O Carrefour alega que o título e o conteúdo do livro associam o nome da empresa ao racismo, “muito embora referida prática não tenha sido identificada pelas autoridades competentes, nem no âmbito criminal nem no cível”.
A empresa também contesta o uso “indevido de documentos internos pertencentes ao grupo Carrefour, apenas disponibilizados aos representantes da Fenavist [Federação Nacional das Empresas de Segurança e Transporte de Valores]”.
Por fim, o grupo Carrefour defende que as informações publicadas estão em desarmonia com a veracidade dos fatos.
Primeiro pronunciamento
Nessa terça-feira, apesar de questionado pelo Metrópoles, o Carrefour Brasil não negou que iria processar os autores do livro.
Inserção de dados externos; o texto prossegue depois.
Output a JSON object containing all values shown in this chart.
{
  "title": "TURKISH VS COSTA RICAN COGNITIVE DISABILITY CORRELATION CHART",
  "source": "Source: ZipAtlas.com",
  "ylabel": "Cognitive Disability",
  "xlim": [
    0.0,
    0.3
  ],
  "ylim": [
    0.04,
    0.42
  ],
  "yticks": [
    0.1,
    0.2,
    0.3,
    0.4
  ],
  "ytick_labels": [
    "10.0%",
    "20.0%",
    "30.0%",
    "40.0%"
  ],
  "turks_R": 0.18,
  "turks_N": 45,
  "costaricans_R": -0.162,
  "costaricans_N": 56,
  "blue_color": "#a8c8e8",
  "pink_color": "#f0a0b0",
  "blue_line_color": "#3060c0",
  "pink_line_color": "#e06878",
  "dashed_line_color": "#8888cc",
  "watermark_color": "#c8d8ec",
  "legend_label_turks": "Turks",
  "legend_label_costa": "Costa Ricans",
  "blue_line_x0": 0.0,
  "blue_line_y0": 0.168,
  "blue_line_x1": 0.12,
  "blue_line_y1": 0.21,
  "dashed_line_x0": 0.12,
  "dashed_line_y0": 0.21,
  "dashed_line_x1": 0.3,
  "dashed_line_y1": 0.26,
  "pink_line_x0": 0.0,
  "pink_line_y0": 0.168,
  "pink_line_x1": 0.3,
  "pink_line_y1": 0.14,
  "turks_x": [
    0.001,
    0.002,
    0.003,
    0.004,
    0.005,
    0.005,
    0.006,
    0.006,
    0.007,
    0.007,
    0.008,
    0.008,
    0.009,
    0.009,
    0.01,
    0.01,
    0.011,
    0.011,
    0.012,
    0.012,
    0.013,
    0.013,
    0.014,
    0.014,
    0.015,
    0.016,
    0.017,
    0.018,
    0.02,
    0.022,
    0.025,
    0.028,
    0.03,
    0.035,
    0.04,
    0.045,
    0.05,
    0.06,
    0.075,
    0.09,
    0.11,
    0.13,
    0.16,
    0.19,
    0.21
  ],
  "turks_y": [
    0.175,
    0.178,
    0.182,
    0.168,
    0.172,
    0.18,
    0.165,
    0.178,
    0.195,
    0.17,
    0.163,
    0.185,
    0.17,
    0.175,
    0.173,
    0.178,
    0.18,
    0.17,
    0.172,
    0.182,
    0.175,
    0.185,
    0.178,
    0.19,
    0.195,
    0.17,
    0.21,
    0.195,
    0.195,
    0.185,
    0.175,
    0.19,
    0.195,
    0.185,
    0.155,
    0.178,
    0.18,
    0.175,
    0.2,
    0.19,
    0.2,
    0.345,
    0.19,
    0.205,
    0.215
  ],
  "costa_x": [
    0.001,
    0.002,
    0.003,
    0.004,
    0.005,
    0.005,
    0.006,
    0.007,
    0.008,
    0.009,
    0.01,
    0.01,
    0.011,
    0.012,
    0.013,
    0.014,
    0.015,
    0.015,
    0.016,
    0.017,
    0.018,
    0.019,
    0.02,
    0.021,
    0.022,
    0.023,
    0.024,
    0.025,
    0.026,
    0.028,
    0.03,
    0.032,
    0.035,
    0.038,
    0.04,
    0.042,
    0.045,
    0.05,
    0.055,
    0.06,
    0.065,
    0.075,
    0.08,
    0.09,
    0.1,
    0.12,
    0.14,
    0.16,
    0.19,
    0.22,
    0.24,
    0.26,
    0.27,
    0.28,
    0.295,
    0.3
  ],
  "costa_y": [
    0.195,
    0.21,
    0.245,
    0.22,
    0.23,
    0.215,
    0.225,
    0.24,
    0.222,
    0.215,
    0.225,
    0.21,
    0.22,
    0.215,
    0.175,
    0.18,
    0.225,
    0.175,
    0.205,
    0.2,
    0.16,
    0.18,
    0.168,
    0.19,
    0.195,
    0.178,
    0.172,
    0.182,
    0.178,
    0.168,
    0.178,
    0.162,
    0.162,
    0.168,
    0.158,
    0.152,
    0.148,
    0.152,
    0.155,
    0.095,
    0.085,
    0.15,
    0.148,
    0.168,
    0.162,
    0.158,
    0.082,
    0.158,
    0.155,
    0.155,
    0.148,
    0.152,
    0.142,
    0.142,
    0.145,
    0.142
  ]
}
“Entendemos que teríamos muito para compartilhar, dado todo o aprendizado dos últimos meses, e lamentamos que isso não tenha sido considerado”, pontuou a rede de supermercados.
Segundo pronunciamento
Na tarde desta quarta-feira, o grupo Carrefour enviou a seguinte nota:
“Em Defesa da Verdade, da Pesquisa e do Combate ao Racismo
Diante das notícias de que o Grupo Carrefour Brasil teria por intenção censurar uma pesquisa acadêmica e processar seus autores, gostaríamos de deixar claro e de forma enfática que isso não é verdade. Apoiamos e continuaremos apoiando toda e qualquer pesquisa acadêmica e somos veementemente contrários a toda forma de censura ou ação que procure tolher a liberdade de pesquisa e de opinião.
Para que não haja dúvidas:
- Não apoiaremos nenhuma forma de censura.
- Não existe processo tampouco haverá.
- Nós continuaremos a apoiar, como sempre fizemos, toda e qualquer pesquisa acadêmica. Temos orgulho de todas as ações que estamos realizando e promovendo, não só na empresa e ecossistema, mas em todo debate social.
Vamos aos fatos:
- O Grupo Carrefour Brasil pautou e pauta suas ações pela total transparência. Exatamente por isso lançamos o site www.naovamosesquecer.com.br e realizamos um amplo fórum sobre a luta antirracista onde expusemos todas as nossas ações e aprendizagem dos últimos meses, além de lançarmos uma cláusula antirracista para os fornecedores.
- Desde o início expusemos as ações em diversos fóruns, que foram acompanhados por muitos pesquisadores e estudiosos do tema.
- Consideramos que podemos contribuir cada vez mais para o debate, esclarecer dúvidas e aprender com as sugestões toda vez que formos procurados por qualquer pesquisador, acadêmico ou defensor da causa antirracista, coisa que não ocorreu por parte dos autores. Não se trata de precisar de consentimento, se trata de oferecer as melhores informações para o público. Quem ganha com isso é a luta antirracista.
Quem ameaça de processo ou defende a censura não se compromete com um edital focado na realização de pesquisas, além de fazer um investimento em educação – R$ 68 milhões somente em bolsas de estudo para pessoas negras.
Esperamos que todas as mudanças que temos realizado em prol da causa antirracista nos últimos meses sejam objeto de inúmeras pesquisas para que a sociedade saiba e evolua a partir do ocorrido e também para que possamos aprender com quem faz a ciência.
Nosso compromisso é com a liberdade, transparência e com a luta antirracista.”